Floating lotus: Bua Loy Nam King
Fully titled ‘floating lotus in ginger syrup’, this intriguing Thai dessert makes use of rice balls floating in – you guessed it- a syrup. At a local level, there’s a huge amount of variation in Bua Loy Nam King; some recipes make use of a coconut milk-based sauce, whereas others such as the one we’re listing here draw on the spicy, sweet flavours of a thinner ginger sauce.
For a ginger sauce version of this recipe, it’s all about leveraging the deep and rich molasses flavour of brown sugar. The boiling water that is used to steam the rice balls is combined with brown sugar and slices of ginger before being heated to reduce down into a delicious and fragrant syrup.
As you’ll start to see and appreciate as you explore Thai cooking, Bua Loy Nam King combines spicy and sweet flavours into one dish – a classic example of Thai cooking principles.
Roti Gluay: Thai banana pancakes
If you visit Thailand, chances are you’ll be somewhere close to a roti stand. This snack is ubiquitous across the country and is a favoured treat for locals and tourists alike. Fillings abound, with your nearest vendor likely to offer you a dizzying selection, including fruit and chocolate.
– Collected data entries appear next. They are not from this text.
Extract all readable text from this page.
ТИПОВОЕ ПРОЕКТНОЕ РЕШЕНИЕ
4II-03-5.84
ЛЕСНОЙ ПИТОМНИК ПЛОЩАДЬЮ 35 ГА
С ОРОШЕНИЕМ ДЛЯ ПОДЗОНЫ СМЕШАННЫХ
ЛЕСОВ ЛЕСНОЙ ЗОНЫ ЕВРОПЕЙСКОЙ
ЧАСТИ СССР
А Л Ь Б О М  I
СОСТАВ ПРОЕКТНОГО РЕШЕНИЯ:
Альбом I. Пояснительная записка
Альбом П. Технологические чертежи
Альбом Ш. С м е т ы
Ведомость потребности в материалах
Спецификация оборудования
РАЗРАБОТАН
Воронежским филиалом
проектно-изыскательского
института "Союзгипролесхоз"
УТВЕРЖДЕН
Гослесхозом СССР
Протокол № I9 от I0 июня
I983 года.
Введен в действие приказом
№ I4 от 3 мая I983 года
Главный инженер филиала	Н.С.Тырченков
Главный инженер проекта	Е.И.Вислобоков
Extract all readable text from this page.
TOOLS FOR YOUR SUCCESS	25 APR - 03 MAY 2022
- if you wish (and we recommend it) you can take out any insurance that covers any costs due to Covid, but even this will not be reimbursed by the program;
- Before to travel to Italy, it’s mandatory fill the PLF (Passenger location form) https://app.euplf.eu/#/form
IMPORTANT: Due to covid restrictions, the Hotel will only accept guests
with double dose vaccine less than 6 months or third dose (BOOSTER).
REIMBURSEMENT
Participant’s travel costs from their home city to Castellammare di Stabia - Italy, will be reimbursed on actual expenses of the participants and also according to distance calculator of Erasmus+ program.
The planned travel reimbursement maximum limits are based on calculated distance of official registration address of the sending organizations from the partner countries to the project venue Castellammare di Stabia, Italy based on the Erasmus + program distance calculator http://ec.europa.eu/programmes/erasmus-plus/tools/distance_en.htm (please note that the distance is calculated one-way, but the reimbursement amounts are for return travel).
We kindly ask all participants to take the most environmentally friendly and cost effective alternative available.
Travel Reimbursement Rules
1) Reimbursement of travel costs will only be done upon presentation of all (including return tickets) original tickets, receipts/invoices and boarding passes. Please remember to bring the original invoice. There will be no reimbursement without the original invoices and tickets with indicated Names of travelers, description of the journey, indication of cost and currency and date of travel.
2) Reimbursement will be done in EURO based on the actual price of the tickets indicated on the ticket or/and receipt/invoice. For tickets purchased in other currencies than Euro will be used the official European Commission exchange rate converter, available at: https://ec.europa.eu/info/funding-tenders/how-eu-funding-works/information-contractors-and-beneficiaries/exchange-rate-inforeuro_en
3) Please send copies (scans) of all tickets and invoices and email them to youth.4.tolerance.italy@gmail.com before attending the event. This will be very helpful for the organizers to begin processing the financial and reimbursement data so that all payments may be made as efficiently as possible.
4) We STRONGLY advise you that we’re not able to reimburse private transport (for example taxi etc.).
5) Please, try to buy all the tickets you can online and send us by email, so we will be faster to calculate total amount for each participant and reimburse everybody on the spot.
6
Using that favoured roti as the delivery method for delicious, sweet banana, the Roti Gluay is a sugar bomb comprised of a thick sauce made with granulated sugar and sweetened condensed milk. The roti themselves are fried in oil until crispy and delicious before being flooded with sauce and filled or covered with banana slices. And if all those calories weren’t quite enough, many recipes call for a piece of butter to melt over the roti before cutting. Rich and wonderful.
This is a dish that is especially popular in the South of Thailand, but it’s so prevalent in the many stalls and vendors found in towns and cities that you’ll always be able to lay your hands on a sweet roti with a little work and a question or two.
Cha Yen: Thai milk tea
Another famous export now enjoyed worldwide, Cha Yen is a milky, sweetened tea that is usually orange in colour and filled with the sweet and chewy surprise of tapioca pearls. A regular part of life to citizens and a wonderful surprise to visitors, Cha Yen is marked by a unique and distinct flavour and fragrant sweetness made possible in part by the use of brown sugar.
The distinct taste of Cha Yen is drawn in the main from the tea mix used in its creation. The brand most commonly associated with the drink is ‘Number One Thai Tea Mix’, or ‘cha tra mue Thai tea’. It’s this blend of tea that gives Cha Yen its fragrant smell and its signature orange colour.
And there you have it: A small selection of the use of pure sugars in Thai cuisine. This ingredient is critical for its ability to enhance flavour, change mouthfeel and adjust other properties of recipes and confectionary such as freezing and crystallisation points.